March 18, 2020 | Download a PDF of this article
Although big data was trendy five years ago, today organizations are trying to make sense of the flood of data they now have. Because data mining proved insufficient, the largely ignored field of AI has finally come into its own. And out of AI’s many subdisciplines, machine learning has emerged as the principal means for organizations to gain a true understanding of their data.
If machine learning has caught your interest, you’ll find many videos and tutorials on the web. Most are of limited value, either because they are too theoretical or because they focus on only one tool in the lengthy machine-learning toolchain. The scarcity of useful offerings makes the present book such a satisfying find. It’s a hands-on overview of machine-learning, written for the Java developer.
The author, who has more than a decade of experience working with the vast data troves generated from retail sales, starts with a full explanation of what machine learning is and what it can deliver.
He then moves into the prerequisites: finding the data and preparing it for use by the tools that are presented across the remaining 12 chapters. After explaining the sources of usable data (public datasets, APIs, web scraping), the cleaning of data for use, and the classification of data, he provides an overview of the statistics you typically will use in analyzing the data.
After explaining the statistical methods, such as linear regression, he launches into decision trees and presents them using the Weka toolkit. That toolkit is used again in the next chapter on clustering (there, referring to the machine-learning technique of identifying items with common traits, rather than to hardware architecture). As the author does in every chapter, he starts with an approachable explanation of what the technique is, why it’s important, and what tools can be used to implement it. These presentations are remarkably clear. Due to the well-thought-out explanations, many times, I came to understand items that had previously been mere concepts. These presentations lead immediately to implementation code using a small dataset. That code is usually Java, and in some places the equivalent operations are shown in Clojure as well. One chapter, though, has substantial new material shown in Clojure only.

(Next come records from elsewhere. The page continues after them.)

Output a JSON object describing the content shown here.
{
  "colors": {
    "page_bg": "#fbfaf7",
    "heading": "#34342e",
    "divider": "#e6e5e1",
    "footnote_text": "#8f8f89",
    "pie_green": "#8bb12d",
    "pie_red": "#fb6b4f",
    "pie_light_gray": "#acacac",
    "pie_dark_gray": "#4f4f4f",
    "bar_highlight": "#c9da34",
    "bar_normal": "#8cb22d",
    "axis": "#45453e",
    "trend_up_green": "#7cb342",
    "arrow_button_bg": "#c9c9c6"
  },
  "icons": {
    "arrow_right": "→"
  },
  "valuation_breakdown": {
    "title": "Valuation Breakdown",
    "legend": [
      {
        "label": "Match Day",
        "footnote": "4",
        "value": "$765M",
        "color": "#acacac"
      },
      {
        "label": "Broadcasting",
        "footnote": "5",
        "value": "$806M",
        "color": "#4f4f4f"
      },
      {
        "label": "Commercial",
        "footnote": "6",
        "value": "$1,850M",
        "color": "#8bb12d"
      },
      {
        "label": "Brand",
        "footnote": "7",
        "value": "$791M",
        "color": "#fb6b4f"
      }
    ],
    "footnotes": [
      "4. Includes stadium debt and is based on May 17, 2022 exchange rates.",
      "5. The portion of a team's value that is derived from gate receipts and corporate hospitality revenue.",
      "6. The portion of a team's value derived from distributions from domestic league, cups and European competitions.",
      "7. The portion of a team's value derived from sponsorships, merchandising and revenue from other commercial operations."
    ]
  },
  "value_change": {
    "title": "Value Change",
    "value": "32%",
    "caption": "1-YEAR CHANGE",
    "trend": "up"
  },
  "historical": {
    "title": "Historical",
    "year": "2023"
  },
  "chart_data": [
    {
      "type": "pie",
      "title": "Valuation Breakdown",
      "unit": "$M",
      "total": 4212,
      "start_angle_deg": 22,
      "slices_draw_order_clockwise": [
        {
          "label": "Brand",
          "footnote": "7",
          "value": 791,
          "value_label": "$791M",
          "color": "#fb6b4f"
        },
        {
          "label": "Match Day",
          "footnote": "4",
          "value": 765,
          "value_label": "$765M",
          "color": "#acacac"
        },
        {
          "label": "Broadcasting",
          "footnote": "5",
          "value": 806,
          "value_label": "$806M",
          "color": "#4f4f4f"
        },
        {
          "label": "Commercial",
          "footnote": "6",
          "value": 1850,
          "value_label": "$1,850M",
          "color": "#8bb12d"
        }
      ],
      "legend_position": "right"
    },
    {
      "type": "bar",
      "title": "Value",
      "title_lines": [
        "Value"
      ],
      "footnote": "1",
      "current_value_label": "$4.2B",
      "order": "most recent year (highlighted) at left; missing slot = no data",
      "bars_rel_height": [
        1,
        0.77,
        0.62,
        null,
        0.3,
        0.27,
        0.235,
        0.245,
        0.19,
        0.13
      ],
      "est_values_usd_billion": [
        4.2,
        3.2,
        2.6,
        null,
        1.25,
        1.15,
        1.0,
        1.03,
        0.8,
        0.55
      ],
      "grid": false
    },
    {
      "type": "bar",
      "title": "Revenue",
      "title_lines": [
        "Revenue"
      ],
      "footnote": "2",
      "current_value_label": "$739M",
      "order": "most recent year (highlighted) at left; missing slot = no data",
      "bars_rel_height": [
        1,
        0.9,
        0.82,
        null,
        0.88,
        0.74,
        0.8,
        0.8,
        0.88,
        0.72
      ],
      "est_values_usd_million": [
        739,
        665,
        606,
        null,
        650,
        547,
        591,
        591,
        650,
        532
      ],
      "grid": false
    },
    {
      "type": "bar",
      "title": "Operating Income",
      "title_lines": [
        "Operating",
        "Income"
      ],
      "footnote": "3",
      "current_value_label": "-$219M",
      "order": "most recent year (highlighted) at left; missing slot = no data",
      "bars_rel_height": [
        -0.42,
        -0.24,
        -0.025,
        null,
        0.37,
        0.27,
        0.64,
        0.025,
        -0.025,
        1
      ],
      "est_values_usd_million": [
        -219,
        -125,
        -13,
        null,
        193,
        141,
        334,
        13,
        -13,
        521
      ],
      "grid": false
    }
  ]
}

These chapters are followed by coverage of association rules learning and support vector machines (SVMs), both of which are demonstrated using Weka. Then comes a very lengthy presentation on neural nets and implementations using both Weka and Deeplearning4J (commonly referred to as DL4J).
The rest of the book (which comprises some 360 pages plus appendices) provides demonstrations of the machine-learning concepts as applied to specific types of data. The first data type is text, which uses Apache Tika and Google’s word2vec. The author then moves on to images, which serve as a way to introduce convolutional neural networks.
Finally, there come two chapters on the big data engines commonly associated with machine learning: Kafka and Spark. The chapter on Kafka spans more than 60 pages and includes an illuminating explanation of the technology, followed by the steps to set up a single-node cluster and, later, by the steps to set up larger clusters. Not only does the author show the code for the sample project, but he carefully steps you through the planning necessary for the project and the decisions that were made in this particular implementation. Unfortunately for Java developers, a large section is implemented in Compojure, a Clojure-based web framework.
The chapter on Spark is shorter and frequently relies on comparisons with the preceding coverage of Kafka.
A final chapter, which really should be viewed as an appendix, is an introduction to the R language, which is often used in machine learning. This concise coverage is intended as an aid to the reader who might be working with colleagues who use R, so the basic explanation of R offered here facilitates communication.
Overall, this is about as fine and complete an introduction to machine learning as is presently available for Java developers. It’s an excellent work that I can recommend, but not entirely without reservations. There were some irksome aspects. The first and most irritating is the poor presentation of code. In some chapters, keywords are bolded but in others they are not. In some, statics are italicized but in others they are not. In all chapters, the code frequently wraps to the beginning of the next line. I don’t understand such carelessness, especially in light of how trivially easy it is to format code properly.
There are other lapses, which are frustrating things to find in any professional book. For example, one chapter includes a full-page listing for which the entire explanation consists of a single sentence. Elsewhere, the author refers to things incorrectly and in other places he is inconsistent with his explanations. All books have some annoyances, but this is a second edition, so it’s reasonable to expect that all these failings would have been removed.
It’s too bad that there is this sloppiness in an otherwise excellent book. While I still believe this is the best introduction presently available for Java developers, with more care it could be the definitive treatment.